Takramah Wisdom Kwami, Aheto Justice Moses K
Department of Epidemiology and Biostatistics, School of Public Health University of Health and Allied Sciences Ho Ghana.
Department of Biostatistics, School of Public Health University of Ghana Accra Ghana.
Health Sci Rep. 2021 Feb 15;4(1):e248. doi: 10.1002/hsr2.248. eCollection 2021 Mar.
One of the priorities and important current problem in public health research globally is modeling of neonatal mortality and its risk factors in using the appropriate statistical methods. It is believed that multiple risk factors interplay to increase the risk of neonatal mortality. To understand the risk factors of neonatal mortality in Ghana, the current study carefully evaluated and compared the predictive accuracy and performance of two classification models.
This study reviewed the birth history data collected on 5884 children born in the 5 years preceding the 2014 Ghana Demographic and Health Survey (GDHS). The 2014 GDHS is a cross-sectional nationally representative household sample survey. The relevant variables were selected using leaps-and-bounds method, and the area under curves were compared to evaluate the predictive accuracy of unweighted penalized and weighted single-level multivariable logistic regression models for predicting neonatal mortality using the 2014 GDHS data.
The study found neonatal mortality prevalence of 2.8%. A sample of 4514 children born in the 5 years preceding the 2014 GDHS was included in the inferential analysis. The results of the current study show that for the unweighted penalized single-level multivariable logistic model, there is an increased risk of neonatal death among babies born to mothers who received prenatal care from non-skilled worker [OR: 3.79 (95% CI: 2.52, 5.72)], multiple births [OR: 3.10 (95% CI: 1.89, 15.27)], babies delivered through caesarian section [OR: 2.24 (95% CI: 1.30, 3.85)], and household with 1 to 4 members [OR: 5.74 (95% CI: 3.16, 10.43)], respectively. The predictive accuracy of the unweighted penalized and weighted single-level multivariable logistic regression models was 82% and 80%, respectively.
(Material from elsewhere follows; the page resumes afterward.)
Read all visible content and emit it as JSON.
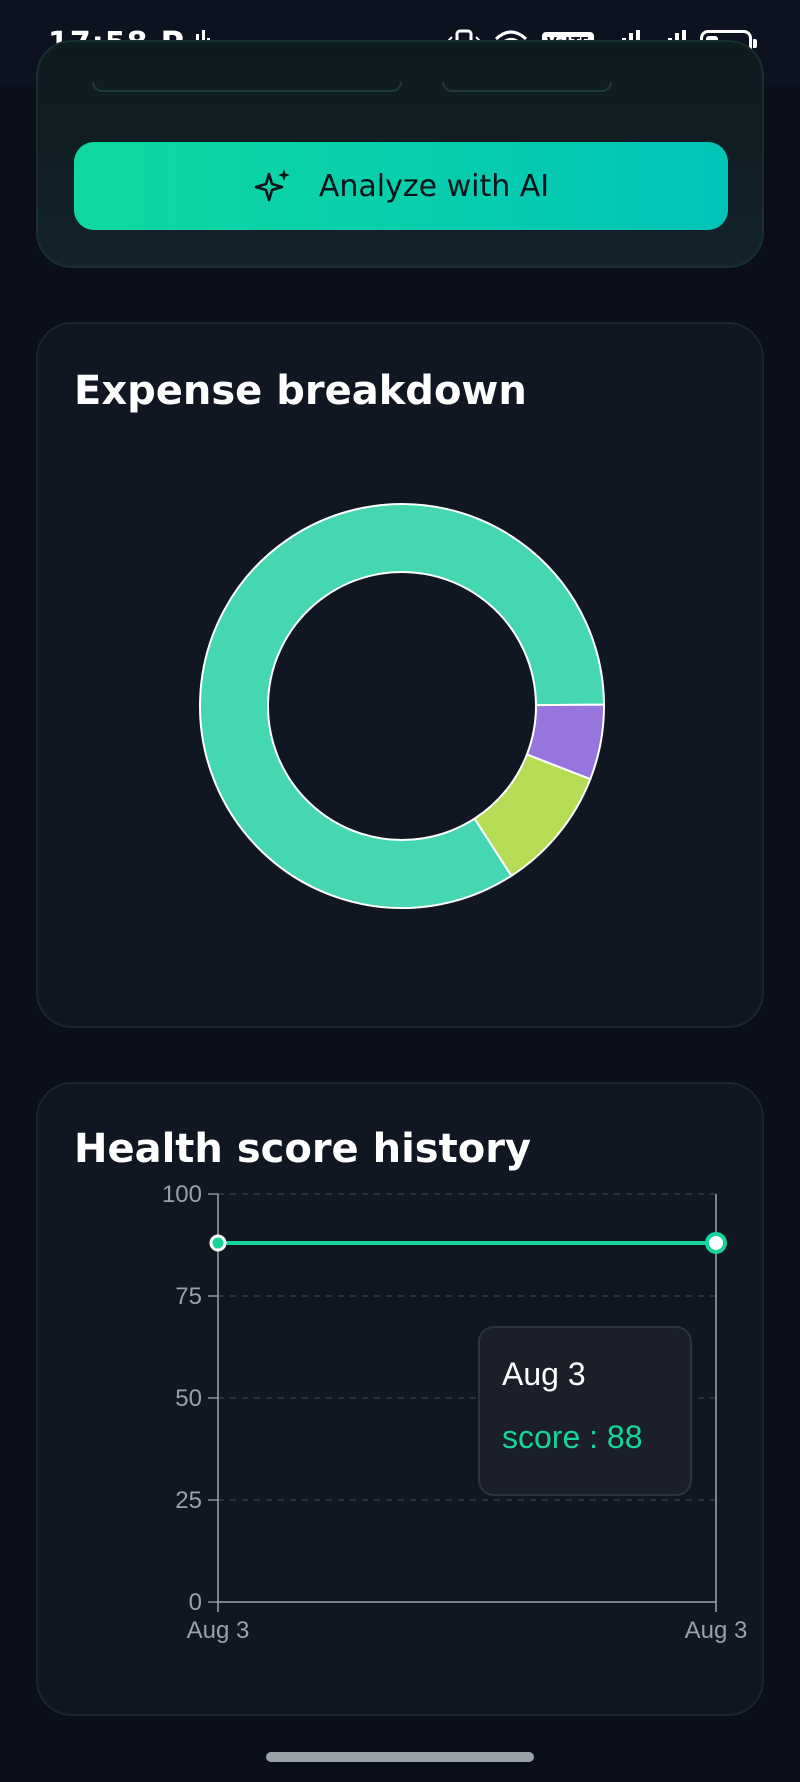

The study advocates that prudent and holistic interventions should be institutionalized and implemented to address the risk factors identified in order to reduce neonatal death and, by large, improve child and maternal health outcomes to achieve the SDG target 3.2.
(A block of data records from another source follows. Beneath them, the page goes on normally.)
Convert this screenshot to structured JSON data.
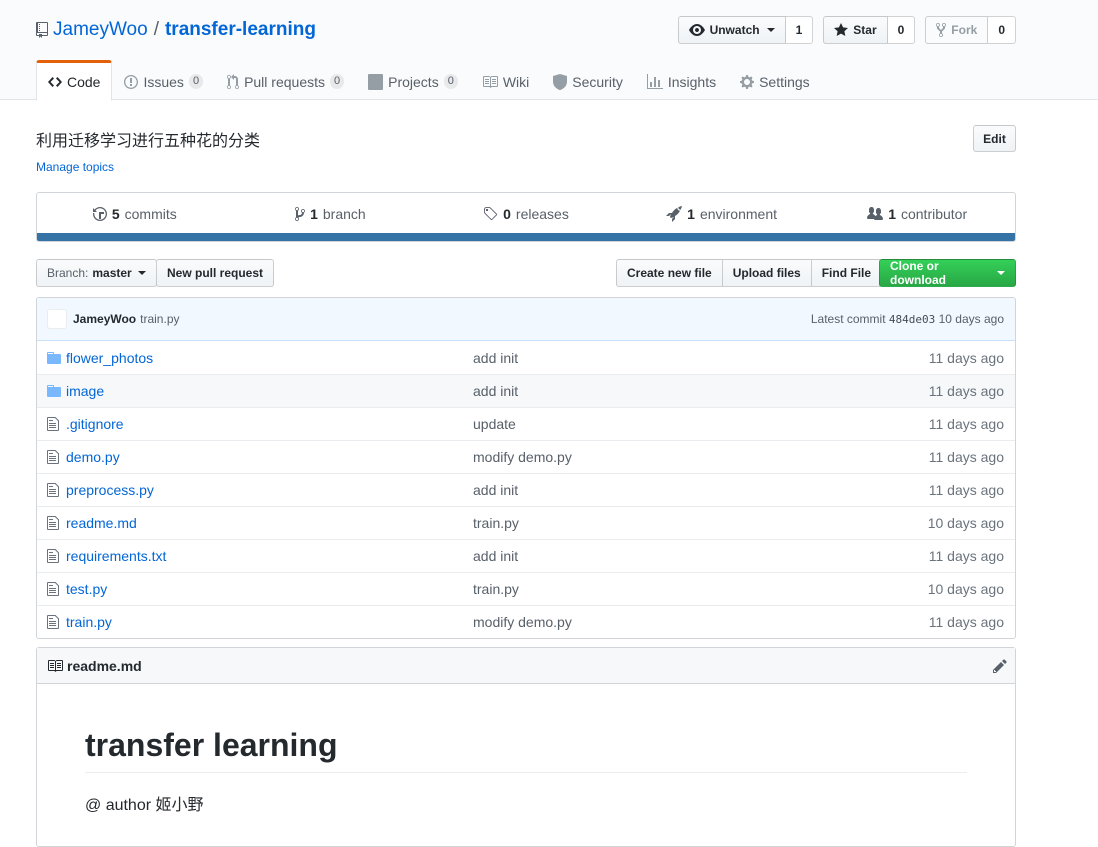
{
  "repo": {
    "owner": "JameyWoo",
    "separator": "/",
    "name": "transfer-learning"
  },
  "actions": {
    "watch_label": "Unwatch",
    "watch_count": "1",
    "star_label": "Star",
    "star_count": "0",
    "fork_label": "Fork",
    "fork_count": "0"
  },
  "nav": {
    "code": "Code",
    "issues": "Issues",
    "issues_count": "0",
    "pulls": "Pull requests",
    "pulls_count": "0",
    "projects": "Projects",
    "projects_count": "0",
    "wiki": "Wiki",
    "security": "Security",
    "insights": "Insights",
    "settings": "Settings"
  },
  "description": "利用迁移学习进行五种花的分类",
  "manage_topics": "Manage topics",
  "edit_label": "Edit",
  "summary": {
    "commits_num": "5",
    "commits_label": "commits",
    "branch_num": "1",
    "branch_label": "branch",
    "releases_num": "0",
    "releases_label": "releases",
    "env_num": "1",
    "env_label": "environment",
    "contrib_num": "1",
    "contrib_label": "contributor",
    "language_color": "#3572A5"
  },
  "file_nav": {
    "branch_prefix": "Branch:",
    "branch_name": "master",
    "new_pr": "New pull request",
    "create_file": "Create new file",
    "upload_files": "Upload files",
    "find_file": "Find File",
    "clone": "Clone or download"
  },
  "latest_commit": {
    "author": "JameyWoo",
    "message": "train.py",
    "prefix": "Latest commit",
    "sha": "484de03",
    "age": "10 days ago"
  },
  "files": [
    {
      "name": "flower_photos",
      "type": "dir",
      "message": "add init",
      "age": "11 days ago"
    },
    {
      "name": "image",
      "type": "dir",
      "message": "add init",
      "age": "11 days ago"
    },
    {
      "name": ".gitignore",
      "type": "file",
      "message": "update",
      "age": "11 days ago"
    },
    {
      "name": "demo.py",
      "type": "file",
      "message": "modify demo.py",
      "age": "11 days ago"
    },
    {
      "name": "preprocess.py",
      "type": "file",
      "message": "add init",
      "age": "11 days ago"
    },
    {
      "name": "readme.md",
      "type": "file",
      "message": "train.py",
      "age": "10 days ago"
    },
    {
      "name": "requirements.txt",
      "type": "file",
      "message": "add init",
      "age": "11 days ago"
    },
    {
      "name": "test.py",
      "type": "file",
      "message": "train.py",
      "age": "10 days ago"
    },
    {
      "name": "train.py",
      "type": "file",
      "message": "modify demo.py",
      "age": "11 days ago"
    }
  ],
  "readme": {
    "filename": "readme.md",
    "heading": "transfer learning",
    "author_line": "@ author 姬小野"
  }
}
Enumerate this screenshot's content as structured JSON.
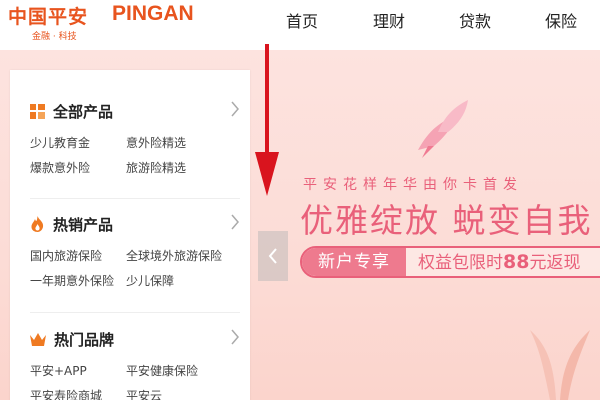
{
  "header": {
    "logo_cn": "中国平安",
    "logo_en": "PINGAN",
    "logo_sub": "金融 · 科技",
    "nav": [
      "首页",
      "理财",
      "贷款",
      "保险"
    ]
  },
  "banner": {
    "line1": "平安花样年华由你卡首发",
    "line2": "优雅绽放 蜕变自我",
    "promo_tag": "新户专享",
    "promo_pre": "权益包限时",
    "promo_num": "88",
    "promo_post": "元返现"
  },
  "sidemenu": {
    "sections": [
      {
        "title": "全部产品",
        "icon": "grid-icon",
        "items": [
          "少儿教育金",
          "意外险精选",
          "爆款意外险",
          "旅游险精选"
        ]
      },
      {
        "title": "热销产品",
        "icon": "flame-icon",
        "items": [
          "国内旅游保险",
          "全球境外旅游保险",
          "一年期意外保险",
          "少儿保障"
        ]
      },
      {
        "title": "热门品牌",
        "icon": "crown-icon",
        "items": [
          "平安+APP",
          "平安健康保险",
          "平安寿险商城",
          "平安云"
        ]
      }
    ]
  },
  "colors": {
    "brand_orange": "#e8541e",
    "banner_pink": "#e9607a",
    "arrow_red": "#d9141e"
  }
}
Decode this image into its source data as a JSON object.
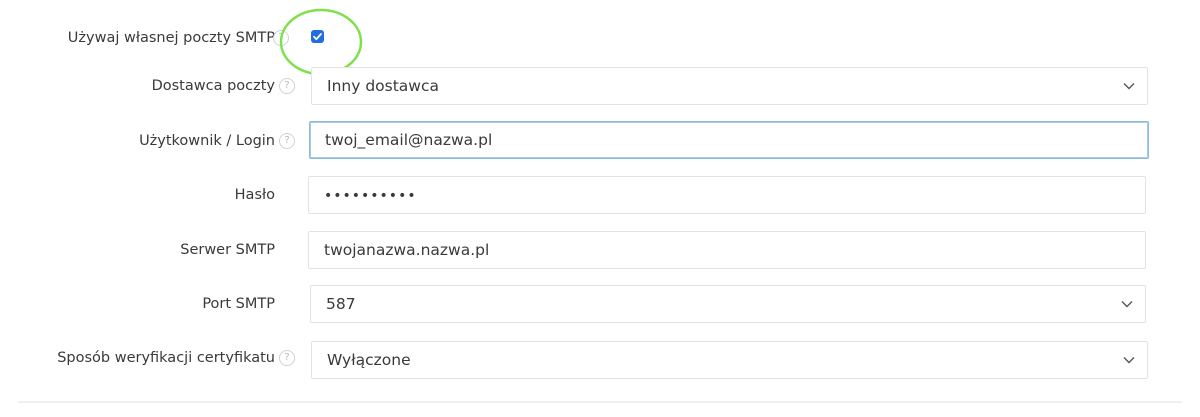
{
  "smtp": {
    "use_own_label": "Używaj własnej poczty SMTP",
    "use_own_checked": true,
    "provider_label": "Dostawca poczty",
    "provider_value": "Inny dostawca",
    "user_label": "Użytkownik / Login",
    "user_value": "twoj_email@nazwa.pl",
    "password_label": "Hasło",
    "password_value": "••••••••••",
    "server_label": "Serwer SMTP",
    "server_value": "twojanazwa.nazwa.pl",
    "port_label": "Port SMTP",
    "port_value": "587",
    "cert_label": "Sposób weryfikacji certyfikatu",
    "cert_value": "Wyłączone"
  },
  "help_glyph": "?",
  "icons": {
    "help": "question-circle-icon",
    "dropdown": "chevron-down-icon",
    "check": "checkmark-icon"
  },
  "colors": {
    "checkbox": "#1f6fe0",
    "annotation_circle": "#7ee04a",
    "focus_border": "#8db9d8"
  }
}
全球公共卫生研究的重点和当前重要问题之一是运用适当的统计方法对新生儿死亡率及其风险因素进行建模。人们认为多种风险因素相互作用会增加新生儿死亡风险。为了解加纳新生儿死亡的风险因素,本研究仔细评估并比较了两种分类模型的预测准确性和性能。
本研究回顾了在2014年加纳人口与健康调查(GDHS)之前5年出生的5884名儿童的出生史数据。2014年GDHS是一项具有全国代表性的横断面家庭抽样调查。使用逐步回归法选择相关变量,并比较曲线下面积,以评估使用2014年GDHS数据的非加权惩罚单水平多变量逻辑回归模型和加权单水平多变量逻辑回归模型预测新生儿死亡的预测准确性。
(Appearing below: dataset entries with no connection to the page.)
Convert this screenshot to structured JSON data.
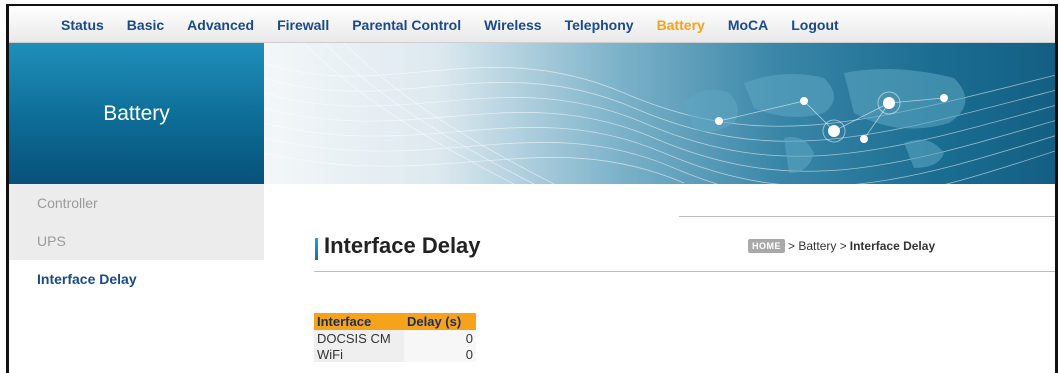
{
  "nav": {
    "items": [
      {
        "label": "Status"
      },
      {
        "label": "Basic"
      },
      {
        "label": "Advanced"
      },
      {
        "label": "Firewall"
      },
      {
        "label": "Parental Control"
      },
      {
        "label": "Wireless"
      },
      {
        "label": "Telephony"
      },
      {
        "label": "Battery",
        "active": true
      },
      {
        "label": "MoCA"
      },
      {
        "label": "Logout"
      }
    ],
    "active_color": "#f7a21b",
    "link_color": "#1a4a8c"
  },
  "banner": {
    "section_title": "Battery"
  },
  "sidebar": {
    "items": [
      {
        "label": "Controller"
      },
      {
        "label": "UPS"
      },
      {
        "label": "Interface Delay",
        "active": true
      }
    ]
  },
  "main": {
    "title": "Interface Delay",
    "breadcrumb": {
      "home": "HOME",
      "sep1": ">",
      "section": "Battery",
      "sep2": ">",
      "current": "Interface Delay"
    },
    "table": {
      "headers": [
        "Interface",
        "Delay (s)"
      ],
      "rows": [
        {
          "interface": "DOCSIS CM",
          "delay": "0"
        },
        {
          "interface": "WiFi",
          "delay": "0"
        }
      ],
      "header_color": "#f7a21b"
    }
  }
}
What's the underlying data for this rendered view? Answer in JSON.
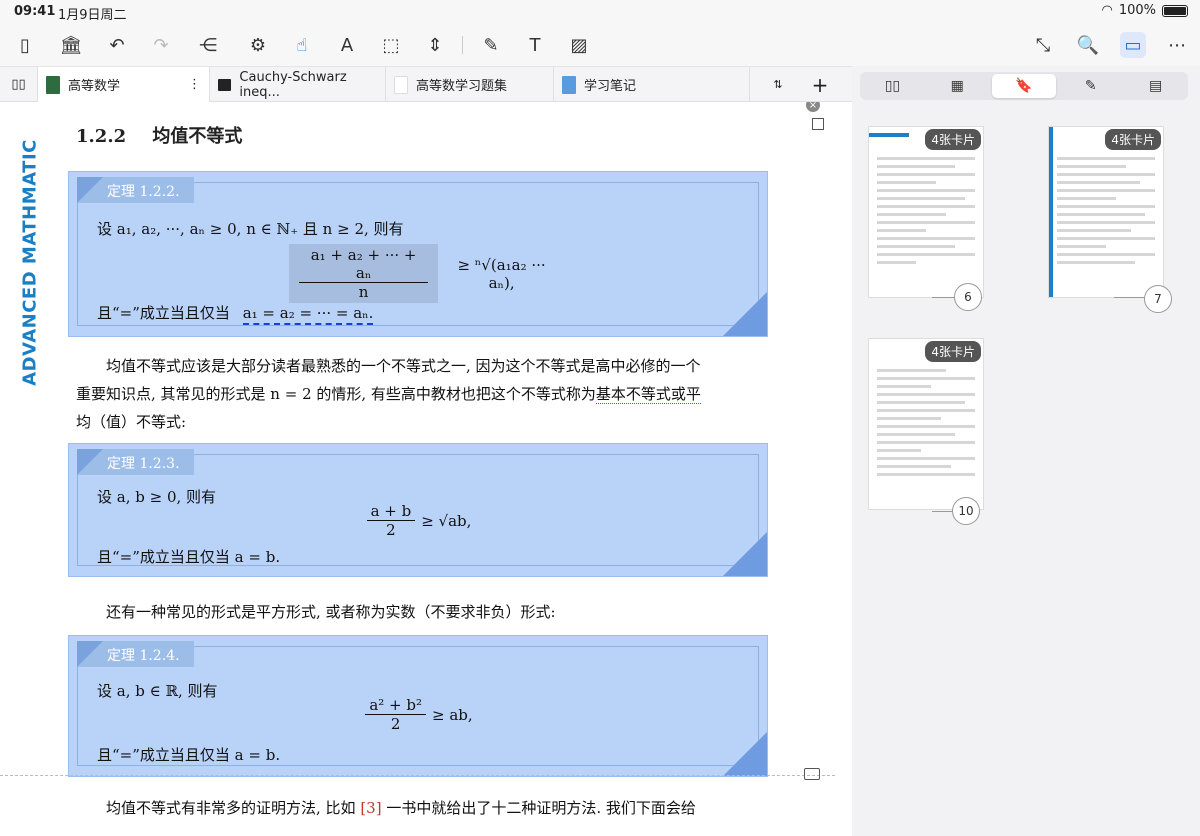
{
  "status": {
    "time": "09:41",
    "date": "1月9日周二",
    "battery": "100%"
  },
  "toolbar": {
    "icons": [
      "sidebar-icon",
      "library-icon",
      "undo-icon",
      "redo-icon",
      "share-icon",
      "settings-icon",
      "pointer-icon",
      "highlighter-icon",
      "rect-select-icon",
      "crop-icon",
      "pen-icon",
      "text-icon",
      "image-icon",
      "collapse-icon",
      "search-doc-icon",
      "bookmark-icon",
      "more-icon"
    ]
  },
  "tabs": [
    {
      "label": "高等数学",
      "color": "#2e6b3e"
    },
    {
      "label": "Cauchy-Schwarz ineq...",
      "color": "#222222"
    },
    {
      "label": "高等数学习题集",
      "color": "#ffffff"
    },
    {
      "label": "学习笔记",
      "color": "#5a9be0"
    }
  ],
  "doc": {
    "side_title": "ADVANCED MATHMATIC",
    "section_num": "1.2.2",
    "section_title": "均值不等式",
    "thm1": {
      "label": "定理 1.2.2.",
      "line1": "设 a₁, a₂, ···, aₙ ≥ 0, n ∈ ℕ₊ 且 n ≥ 2, 则有",
      "eq_num": "a₁ + a₂ + ··· + aₙ",
      "eq_den": "n",
      "eq_rhs": "≥ ⁿ√(a₁a₂ ··· aₙ),",
      "line3_prefix": "且“=”成立当且仅当",
      "line3_eq": "a₁ = a₂ = ··· = aₙ."
    },
    "para1": [
      "均值不等式应该是大部分读者最熟悉的一个不等式之一, 因为这个不等式是高中必修的一个",
      "重要知识点, 其常见的形式是 n = 2 的情形, 有些高中教材也把这个不等式称为",
      "基本不等式或平",
      "均（值）不等式:"
    ],
    "thm2": {
      "label": "定理 1.2.3.",
      "line1": "设 a, b ≥ 0, 则有",
      "eq_num": "a + b",
      "eq_den": "2",
      "eq_rhs": "≥ √ab,",
      "line3": "且“=”成立当且仅当 a = b."
    },
    "para2": "还有一种常见的形式是平方形式, 或者称为实数（不要求非负）形式:",
    "thm3": {
      "label": "定理 1.2.4.",
      "line1": "设 a, b ∈ ℝ, 则有",
      "eq_num": "a² + b²",
      "eq_den": "2",
      "eq_rhs": "≥ ab,",
      "line3": "且“=”成立当且仅当 a = b."
    },
    "para3_a": "均值不等式有非常多的证明方法, 比如 ",
    "para3_ref": "[3]",
    "para3_b": " 一书中就给出了十二种证明方法. 我们下面会给"
  },
  "panel": {
    "segments": [
      "▯▯",
      "▦",
      "🔖",
      "✎",
      "▤"
    ],
    "pages": [
      {
        "badge": "4张卡片",
        "num": "6"
      },
      {
        "badge": "4张卡片",
        "num": "7"
      },
      {
        "badge": "4张卡片",
        "num": "10"
      }
    ]
  }
}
研究发现新生儿死亡率为2.8%。2014年GDHS之前5年出生的4514名儿童样本纳入了推断分析。本研究结果表明,对于非加权惩罚单水平多变量逻辑模型,母亲接受非技术工人产前护理的婴儿[比值比:3.79(95%置信区间:2.52,5.72)]、多胞胎[比值比:3.10(95%置信区间:1.89,15.27)]、剖宫产分娩婴儿[比值比:2.24(95%置信区间:1.30,3.85)]以及1至4口之家的婴儿[比值比:5.74(95%置信区间:3.16,10.43)]的新生儿死亡风险增加。非加权惩罚单水平多变量逻辑回归模型和加权单水平多变量逻辑回归模型的预测准确性分别为82%和80%。
该研究主张应将审慎且全面的干预措施制度化并实施,以应对已确定的风险因素,从而降低新生儿死亡,并在很大程度上改善儿童和孕产妇健康结局,以实现可持续发展目标3.2。